Margi’s stomach forced acid into her throat.
A technician came to the young woman. “Your name?”
“Pessa,” she said.
The technician scanned a wand across her wristband, then looked at his tablet. He recited her corresponding data to the other technician. “Pessa. Assumption Code: 6Y8G-072. Participant: Nad, Number 8394.”
“Nad?” Pessa asked. “He has a name?”
The technician took hold of a device and swiped his thumb across the base. Her code’s characters lit at the side. He turned to her. “Yes” and walked off.
The scientist turned to Margi. “Nerves. She’s young. It’s best to not coddle them. Quick is best. She’ll have a Great Adventure and return renewed.”
Margi swallowed hard, in part to ease the acid back down her esophagus. “No participant code.”
He laughed. “Why would there be? Our technicians can’t enter the time stream with the participants to monitor it.” He sobered. “Unless you know something I don’t.”
“Never,” she joked to mask her own confusion and denial.
“Has Holan found a way to harvest their Paths too?”
“Not yet,” she replied with what she hoped was the correct answer and subdued her breathing.
A voice carried over a communicator. “Participants aboard shuttle, confirmed.”
Margi understood the word shuttle. Participants were in fact being taken to Meno as she’d surmised all along.
Another technician looked to the clients. “You may lie back now. Your Great Adventure is moments away.”
The clients lay down on the slabs. As they did, the technician lowered a net of wires over each of their heads, and the devices hovered above. Margi watched as the clients closed their eyes and faded into what looked like a deep sleep.
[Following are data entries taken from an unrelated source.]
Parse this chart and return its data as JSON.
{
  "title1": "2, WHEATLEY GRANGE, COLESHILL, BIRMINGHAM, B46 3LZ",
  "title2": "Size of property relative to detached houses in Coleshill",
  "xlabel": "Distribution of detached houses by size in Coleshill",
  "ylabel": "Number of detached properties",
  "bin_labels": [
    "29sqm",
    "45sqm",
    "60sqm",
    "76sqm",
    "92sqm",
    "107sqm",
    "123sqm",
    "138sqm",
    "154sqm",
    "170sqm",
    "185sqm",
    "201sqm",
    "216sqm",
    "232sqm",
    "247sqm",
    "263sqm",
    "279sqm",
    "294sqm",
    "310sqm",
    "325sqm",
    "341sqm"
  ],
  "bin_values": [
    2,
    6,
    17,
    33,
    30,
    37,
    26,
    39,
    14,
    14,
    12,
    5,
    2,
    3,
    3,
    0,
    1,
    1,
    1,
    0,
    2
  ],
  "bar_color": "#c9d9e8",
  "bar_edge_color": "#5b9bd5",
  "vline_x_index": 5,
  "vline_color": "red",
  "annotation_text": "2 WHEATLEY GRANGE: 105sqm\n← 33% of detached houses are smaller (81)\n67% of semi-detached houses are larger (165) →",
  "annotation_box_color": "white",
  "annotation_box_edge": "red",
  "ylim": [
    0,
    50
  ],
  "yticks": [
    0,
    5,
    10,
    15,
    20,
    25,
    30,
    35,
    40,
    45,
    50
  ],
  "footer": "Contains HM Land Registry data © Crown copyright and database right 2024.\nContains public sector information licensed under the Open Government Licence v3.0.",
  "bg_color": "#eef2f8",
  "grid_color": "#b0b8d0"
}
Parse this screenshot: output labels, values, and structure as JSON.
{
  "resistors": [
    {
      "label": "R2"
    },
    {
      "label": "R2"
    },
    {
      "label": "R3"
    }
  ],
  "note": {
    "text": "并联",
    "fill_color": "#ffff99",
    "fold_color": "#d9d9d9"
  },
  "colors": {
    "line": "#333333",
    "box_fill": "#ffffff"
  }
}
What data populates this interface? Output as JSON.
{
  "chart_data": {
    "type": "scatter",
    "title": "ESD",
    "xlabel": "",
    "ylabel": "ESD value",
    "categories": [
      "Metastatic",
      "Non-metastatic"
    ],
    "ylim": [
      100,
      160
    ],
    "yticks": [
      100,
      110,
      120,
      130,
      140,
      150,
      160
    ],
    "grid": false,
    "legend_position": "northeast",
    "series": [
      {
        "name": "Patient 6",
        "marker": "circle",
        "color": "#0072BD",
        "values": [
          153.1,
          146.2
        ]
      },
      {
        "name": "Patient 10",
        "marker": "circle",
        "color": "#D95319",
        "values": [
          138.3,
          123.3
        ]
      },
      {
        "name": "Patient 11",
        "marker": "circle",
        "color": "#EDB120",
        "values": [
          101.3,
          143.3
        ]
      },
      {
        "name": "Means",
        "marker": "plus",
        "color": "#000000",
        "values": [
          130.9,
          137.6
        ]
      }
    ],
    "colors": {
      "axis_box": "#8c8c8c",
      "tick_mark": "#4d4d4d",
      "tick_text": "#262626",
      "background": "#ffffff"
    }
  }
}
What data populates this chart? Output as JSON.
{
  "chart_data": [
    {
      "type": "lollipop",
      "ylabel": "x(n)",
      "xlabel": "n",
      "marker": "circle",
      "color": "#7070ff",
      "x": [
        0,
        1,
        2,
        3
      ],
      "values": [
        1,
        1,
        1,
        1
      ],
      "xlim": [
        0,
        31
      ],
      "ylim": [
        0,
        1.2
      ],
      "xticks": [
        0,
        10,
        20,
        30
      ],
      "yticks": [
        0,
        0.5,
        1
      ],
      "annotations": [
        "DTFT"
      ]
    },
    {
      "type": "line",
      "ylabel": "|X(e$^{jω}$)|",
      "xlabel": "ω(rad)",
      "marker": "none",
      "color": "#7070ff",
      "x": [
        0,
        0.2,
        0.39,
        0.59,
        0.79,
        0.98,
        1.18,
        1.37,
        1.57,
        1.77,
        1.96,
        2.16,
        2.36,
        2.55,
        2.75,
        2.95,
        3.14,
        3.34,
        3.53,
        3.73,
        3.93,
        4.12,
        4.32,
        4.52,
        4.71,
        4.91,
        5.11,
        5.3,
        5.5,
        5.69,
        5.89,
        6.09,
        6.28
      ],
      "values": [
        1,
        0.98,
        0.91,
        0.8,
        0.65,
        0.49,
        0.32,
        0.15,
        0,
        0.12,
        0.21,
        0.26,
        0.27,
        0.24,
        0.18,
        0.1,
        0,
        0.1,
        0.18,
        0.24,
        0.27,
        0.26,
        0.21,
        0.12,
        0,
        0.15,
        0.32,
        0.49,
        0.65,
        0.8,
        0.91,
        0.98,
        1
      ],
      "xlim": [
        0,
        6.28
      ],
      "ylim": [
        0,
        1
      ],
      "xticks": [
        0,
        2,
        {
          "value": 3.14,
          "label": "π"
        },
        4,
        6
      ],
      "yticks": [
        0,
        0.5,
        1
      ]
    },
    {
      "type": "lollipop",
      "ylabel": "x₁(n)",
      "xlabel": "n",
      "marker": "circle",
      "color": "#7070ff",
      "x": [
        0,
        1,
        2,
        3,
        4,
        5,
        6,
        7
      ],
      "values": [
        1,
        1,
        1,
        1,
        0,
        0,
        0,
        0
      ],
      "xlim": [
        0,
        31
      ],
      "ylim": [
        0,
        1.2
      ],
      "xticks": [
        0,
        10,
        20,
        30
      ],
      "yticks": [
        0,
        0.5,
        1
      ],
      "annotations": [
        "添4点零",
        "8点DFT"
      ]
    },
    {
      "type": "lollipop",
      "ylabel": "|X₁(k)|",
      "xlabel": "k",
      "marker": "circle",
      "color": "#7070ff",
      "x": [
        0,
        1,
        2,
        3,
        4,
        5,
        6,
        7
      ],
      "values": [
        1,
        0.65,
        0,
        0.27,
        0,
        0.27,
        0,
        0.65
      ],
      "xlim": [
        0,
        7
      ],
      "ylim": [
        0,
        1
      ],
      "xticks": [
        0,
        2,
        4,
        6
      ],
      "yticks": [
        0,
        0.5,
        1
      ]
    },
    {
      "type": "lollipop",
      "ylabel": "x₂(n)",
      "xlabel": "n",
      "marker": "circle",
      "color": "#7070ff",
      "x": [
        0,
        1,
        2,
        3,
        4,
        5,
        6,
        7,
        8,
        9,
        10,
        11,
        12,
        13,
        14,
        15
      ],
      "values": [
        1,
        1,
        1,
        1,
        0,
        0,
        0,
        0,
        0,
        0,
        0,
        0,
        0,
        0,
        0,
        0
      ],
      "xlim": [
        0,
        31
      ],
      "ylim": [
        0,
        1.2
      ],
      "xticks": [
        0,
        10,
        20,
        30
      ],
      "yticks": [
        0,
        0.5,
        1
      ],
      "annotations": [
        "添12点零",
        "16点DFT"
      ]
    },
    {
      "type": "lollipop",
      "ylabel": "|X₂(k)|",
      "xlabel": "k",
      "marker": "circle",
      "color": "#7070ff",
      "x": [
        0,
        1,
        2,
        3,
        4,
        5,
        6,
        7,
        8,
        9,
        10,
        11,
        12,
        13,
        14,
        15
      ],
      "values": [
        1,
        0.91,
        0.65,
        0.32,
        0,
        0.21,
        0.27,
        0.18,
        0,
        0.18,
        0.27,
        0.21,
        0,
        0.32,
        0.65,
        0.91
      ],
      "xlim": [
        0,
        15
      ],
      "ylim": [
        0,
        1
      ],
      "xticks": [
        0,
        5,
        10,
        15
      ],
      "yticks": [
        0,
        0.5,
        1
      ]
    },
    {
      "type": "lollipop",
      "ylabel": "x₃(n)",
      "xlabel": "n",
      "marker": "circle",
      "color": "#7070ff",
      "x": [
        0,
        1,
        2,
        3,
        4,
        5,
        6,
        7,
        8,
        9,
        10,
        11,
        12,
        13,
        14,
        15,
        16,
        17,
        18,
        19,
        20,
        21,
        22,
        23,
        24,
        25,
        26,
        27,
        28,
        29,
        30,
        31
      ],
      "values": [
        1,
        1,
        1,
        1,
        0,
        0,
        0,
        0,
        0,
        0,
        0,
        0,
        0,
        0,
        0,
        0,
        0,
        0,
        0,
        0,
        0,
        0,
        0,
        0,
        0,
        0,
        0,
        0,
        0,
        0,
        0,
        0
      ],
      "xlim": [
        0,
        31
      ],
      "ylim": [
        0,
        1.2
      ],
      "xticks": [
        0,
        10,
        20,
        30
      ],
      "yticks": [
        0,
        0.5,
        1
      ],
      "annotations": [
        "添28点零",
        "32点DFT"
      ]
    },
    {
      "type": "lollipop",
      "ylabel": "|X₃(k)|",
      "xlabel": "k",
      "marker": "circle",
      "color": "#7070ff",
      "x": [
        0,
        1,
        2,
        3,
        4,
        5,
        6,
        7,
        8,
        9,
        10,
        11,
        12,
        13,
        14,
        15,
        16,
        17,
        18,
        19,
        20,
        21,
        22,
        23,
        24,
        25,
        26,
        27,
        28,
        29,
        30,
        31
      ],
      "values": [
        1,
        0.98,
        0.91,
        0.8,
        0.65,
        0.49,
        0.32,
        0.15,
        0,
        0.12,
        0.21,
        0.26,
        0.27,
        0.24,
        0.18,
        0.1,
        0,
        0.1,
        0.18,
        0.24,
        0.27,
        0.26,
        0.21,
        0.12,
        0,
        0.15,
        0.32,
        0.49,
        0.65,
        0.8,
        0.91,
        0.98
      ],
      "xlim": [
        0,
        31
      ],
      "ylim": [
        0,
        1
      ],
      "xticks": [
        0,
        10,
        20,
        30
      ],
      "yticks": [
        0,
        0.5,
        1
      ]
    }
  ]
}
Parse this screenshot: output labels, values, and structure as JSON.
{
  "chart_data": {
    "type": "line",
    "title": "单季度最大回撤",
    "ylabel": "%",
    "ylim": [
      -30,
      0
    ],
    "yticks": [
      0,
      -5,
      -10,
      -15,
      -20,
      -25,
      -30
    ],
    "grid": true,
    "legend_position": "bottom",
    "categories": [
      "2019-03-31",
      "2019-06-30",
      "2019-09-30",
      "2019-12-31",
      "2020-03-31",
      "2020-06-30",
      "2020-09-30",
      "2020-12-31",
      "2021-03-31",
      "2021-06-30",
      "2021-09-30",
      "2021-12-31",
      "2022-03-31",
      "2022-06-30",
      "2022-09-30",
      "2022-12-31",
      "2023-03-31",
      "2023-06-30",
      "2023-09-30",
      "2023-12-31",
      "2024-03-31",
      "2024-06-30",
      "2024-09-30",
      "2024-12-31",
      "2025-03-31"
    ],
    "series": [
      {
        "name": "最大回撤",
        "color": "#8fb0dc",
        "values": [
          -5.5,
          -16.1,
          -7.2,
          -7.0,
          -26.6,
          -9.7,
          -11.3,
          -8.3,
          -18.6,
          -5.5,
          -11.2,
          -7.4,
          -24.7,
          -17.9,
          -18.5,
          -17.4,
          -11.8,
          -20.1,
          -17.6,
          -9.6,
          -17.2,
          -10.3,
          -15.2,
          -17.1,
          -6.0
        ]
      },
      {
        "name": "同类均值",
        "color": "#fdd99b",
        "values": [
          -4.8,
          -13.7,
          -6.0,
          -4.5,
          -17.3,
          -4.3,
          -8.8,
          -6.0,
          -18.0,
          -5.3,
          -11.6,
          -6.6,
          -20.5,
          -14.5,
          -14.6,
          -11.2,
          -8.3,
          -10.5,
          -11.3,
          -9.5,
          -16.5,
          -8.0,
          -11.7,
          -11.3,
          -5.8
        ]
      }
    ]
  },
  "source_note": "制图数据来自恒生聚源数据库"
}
The voice gave a countdown. “Launch zero.” A pinging noise rang from the communicator as an image of a spherical space shuttle displayed in the air. The viewer telescoped onto the blur of sky. She stepped forward, compelled by a foreboding curiosity.
The devices over the clients’ heads pulsed a myriad of colors through the wires.
“Reaching Path point,” the voice said before counting down again.
On the count of zero the shuttle vanished.
Each of the devices began to glow. A dome of light formed atop of what looked to be encased in a barrier shield.
“Confirm Path points,” the technician said.
“Confirming,” the voice said. A moment passed and the voice rattled off each of their names and numbers. Nad, Number 8394, Path point confirmed was uttered.
The display grew dark. The technicians went over to the first client, examined the body and aura of light, and advanced to the next one.
Margi forced her legs to carry her to the clients as they rested on their slabs.
“Of course, we keep them suspended until their clones are ready.
Margi recalled Rivner’s Great Adventure as Baq and how her clone was not yet ready before her untimely return to Danu. She approached one of the auras and the device that supported it. She suddenly thought of how her body on Earth was without an aura to keep it safe and worked to stifle her panic. Possibly the orb was such a device. She’d never considered herself a person who could murder another and yet if she could kill Dr. Howard, she would and vowed to do so at that moment.
She peered down at the body and realized that it was Pessa, the girl with an imperfect heart. She lay there peacefully, somewhere between living and dead, with her spirit trapped in the aura hovering above her body, yet living through an avatar on Meno.